Entre la démocratie et la Troïka, il faudra trancher

Mikis Theodorakis devant le Parlement grec

Les choses tournent vraiment vinaigre. L’Europe, cette Union démocratique censée rassembler les peuples du vieux continent, est en train de tomber en déliquescence sous les coups de boutoir de la « Grande perdition » et de son oiseau de mauvais augure : la Troïka. Certains commencent à sérieusement se rebiffer.

<< Un complot international est en cours, visant à mener à terme la destruction de mon pays. Aujourd’hui ils essaient de nous exterminer physiquement par le chômage, la famine et la misère. Si le peuple grec ne se soulève pas pour les arrêter, le risque de disparition de la Grèce est bien réel.  >> (Mikis Theodorakis, 12 février 2012).

Le pré carré d’un petit cercle rassis

D’autres vieilles nations vacillent ou tombent, les unes après les autres, le Portugal, l’Espagne, l’Italie… Aux mains de dirigeants fantoches, comparses ou même issus de ce milieu bancaire interlope.

Soutenu par un grand patronat aux pratiques obscènes, relayé par les élites confites de la cour médiatique, culturelle, intellectuelle, le petit cercle rassis s’accroche à son pré carré, défend mordicus ses privilèges sans souci de spolier les populations de ce qui était leur bien le plus cher, la démocratie et sa laïque trinité : liberté, égalité, fraternité.

Les élections ne sont plus que faux semblants mis en coupe réglée par les instituts de sondage et les milieux d’argent pour maintenir une illusion enfuie.
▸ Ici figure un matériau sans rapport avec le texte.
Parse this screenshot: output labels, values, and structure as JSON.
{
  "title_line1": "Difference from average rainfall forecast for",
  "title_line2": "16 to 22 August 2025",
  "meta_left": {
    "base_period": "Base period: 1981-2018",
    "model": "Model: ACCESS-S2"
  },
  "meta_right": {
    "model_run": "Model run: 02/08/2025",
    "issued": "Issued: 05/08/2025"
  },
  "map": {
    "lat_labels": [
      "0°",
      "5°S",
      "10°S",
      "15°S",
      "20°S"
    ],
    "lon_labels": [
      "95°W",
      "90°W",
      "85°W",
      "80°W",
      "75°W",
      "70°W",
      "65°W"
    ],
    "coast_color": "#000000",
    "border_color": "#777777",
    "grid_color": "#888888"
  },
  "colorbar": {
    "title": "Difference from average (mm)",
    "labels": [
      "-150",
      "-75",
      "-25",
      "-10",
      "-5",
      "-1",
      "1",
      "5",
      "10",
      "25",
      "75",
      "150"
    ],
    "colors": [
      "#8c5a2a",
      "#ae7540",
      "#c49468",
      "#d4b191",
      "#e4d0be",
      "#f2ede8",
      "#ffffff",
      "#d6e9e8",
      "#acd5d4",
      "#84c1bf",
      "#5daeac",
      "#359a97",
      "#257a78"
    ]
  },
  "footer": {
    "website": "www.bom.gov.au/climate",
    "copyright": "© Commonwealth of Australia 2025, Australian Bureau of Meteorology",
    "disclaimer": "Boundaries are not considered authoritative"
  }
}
Ne sont en réalité tolérés que les prétendants ayant prêté allégeance, les autres étant impitoyablement refoulés à la marge.

Faut-il rappeler le sort qui fut fait aux résultats des référendums français et irlandais sur le projet de constitution européenne ? Faut-il rappeler qui approuva ou s’abstint, avec des airs en biais, sur le traité de Lisbonne à Versailles en février 2008 ?

Ou encore, hier encore, sur ce Pacte de stabilité européen (MES), véritable acte de capitulation face aux diktats des financiers et de la Troïka (BCE, Commission européenne, FMI).

Le concept d’eurofascisme

Regardez encore comment « ils » exécutèrent la promesse de référendum d’un Papandréou à la dérive. Suivez, oui, suivez bien comment ils se comporteront face aux prochaines législatives d’avril 2012 en Grèce (si elles ont lieu).

Ce qui était hier menaces et déplorables coups fourrés est aujourd’hui une bien sombre réalité : la démocratie est moribonde en Europe. Et le fait que la situation soit pire de l’autre côté de l’Atlantique n’est ni rassurant, ni une circonstance atténuante.

Aujourd’hui, un projet politique de rupture avec le totalitarisme financier n’a aucune chance de s’imposer, encore moins de se réaliser, par la seule volonté des urnes. « Ils » ne le permettraient pas et ne laisseraient pas menacer leur château. L’exemple grec ne suffit-il pas à s’en persuader ?

L’Europe — mais pas qu’elle — se dirige désormais tout droit vers une situation historique explosive, dramatique, où rien ne se résoudra sans l’intermédiaire, à un moment ou à un autre, de la rue. Entre la Troïka et la démocratie, il faudra alors choisir. Et trancher à vif.

<< Ce qui se passe actuellement en Grèce, c’est la destruction de la démocratie par l’Europe. Et comme le processus de destruction se fait par le haut, par un complot des élites, je pense qu’on peut commencer à spéculer sur le concept d’eurofascisme >> (Emmanuel Todd, 14 février 2012).